Ranger shook his head, not following.

“So, what does that mean?”

“It means that someone stitched closed everywhere the skin split as the it dried decayed. Cleaned and preserved the wrappings, embalmed the flesh then kept it free of any rot or parasites, kept the band polished, and even reapplied the paint on the nails each time they began to chip or dull,” Death Knight explained. “Someone painstakingly preserved these over…decades. Centuries maybe. Such a treasure…one does not part from while one still draws breath with which to defend it.”

His brow furrowed, a troubled look crossing his features.

“I… Might I…keep these, my Lady?” he asked, uncharacteristically timid. “If you've no use for them? I find myself…strangely… fond of them.”

He looked up at Ranger, his heartfelt expression unsettlingly out of place on his face.

“The were yours to begin with,” Ranger sighed, knowing the reminder was pointless. “Do what you want with them.”

Death Knight's whole form seemed to sag with relief.

Thank you,” he said.

He clutched the hands to his chest for a moment, then carefully returned them to the chest he'd pulled them from.

As he closed the wooden lid again, he looked around, as if only just becoming aware of his surroundings. Knowing him, that was probably exactly the case.

“I…know this place…” he said, getting to his feet and running his fingers along some scratches in the stone that lined up perfectly with the fingertips of his gauntlet.

“I had forgotten…” he said.

He pulled his hand away from the wall and stared as his palm, flexing his fingers, slowly.

“What a strange clarity…to have dredged up such a place from my memory, after so many eons…” he breathed. “Is this…what you require of me, Mistress?”

“You're the one who brought us here,” Ranger said. “But if you're able to teleport here consistently, it would be useful to have a home base.”

Death Knight's gaze flicked over to him for a moment.

“It wasn't you I was asking, Ranger,” he said. “Nor about this place. But I can bring us here at your command, if that is your wish.”

He'd remembered Ranger's name again. And that he wasn't Shub. And yet he seemed to have forgotten the conversation they'd had only moments earlier. He'd apparently killed and dismembered his own wife, however long ago it had been, but then lovingly preserved her severed hands for thousands of years? Forgotten they even belonged to him, yet was so adamant to keep them?

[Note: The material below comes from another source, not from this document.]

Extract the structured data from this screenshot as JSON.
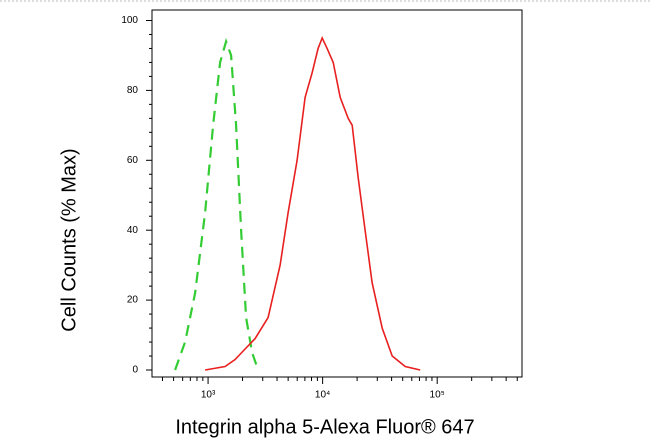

Ranger couldn't wrap his head around it all. There was something more to him than it had seemed, however, and more of it seemed to be surfacing the longer he spent around Ranger. Maybe that meant more answers about Quake and about how to get home would turn up in that mix, as well, with enough time.

Ranger supposed he didn't have much of an alternative.

He looked around the decrepit abode again. Somehow, he got the feeling he'd be getting very familiar with this place and its former, and now returning, occupant.

Whether he liked it or not.

Notes:

The title is a play on "Memento Mori" but with the word for "hands" instead of "death". Almost certainly nonsense Latin but I don't care.

I've had about 90% of this written for around 6 months, I think, but could never seem to wrap it up enough to publish. Feels very rough to me at the end. I think it's pretty clear to see where I was really forcing it, but it's at least done.

A fic that exists pretty clearly just for the sake of dumping exposition and setting up things for the future. Not that I'm going to get enough of this written to use any of that set up, of course.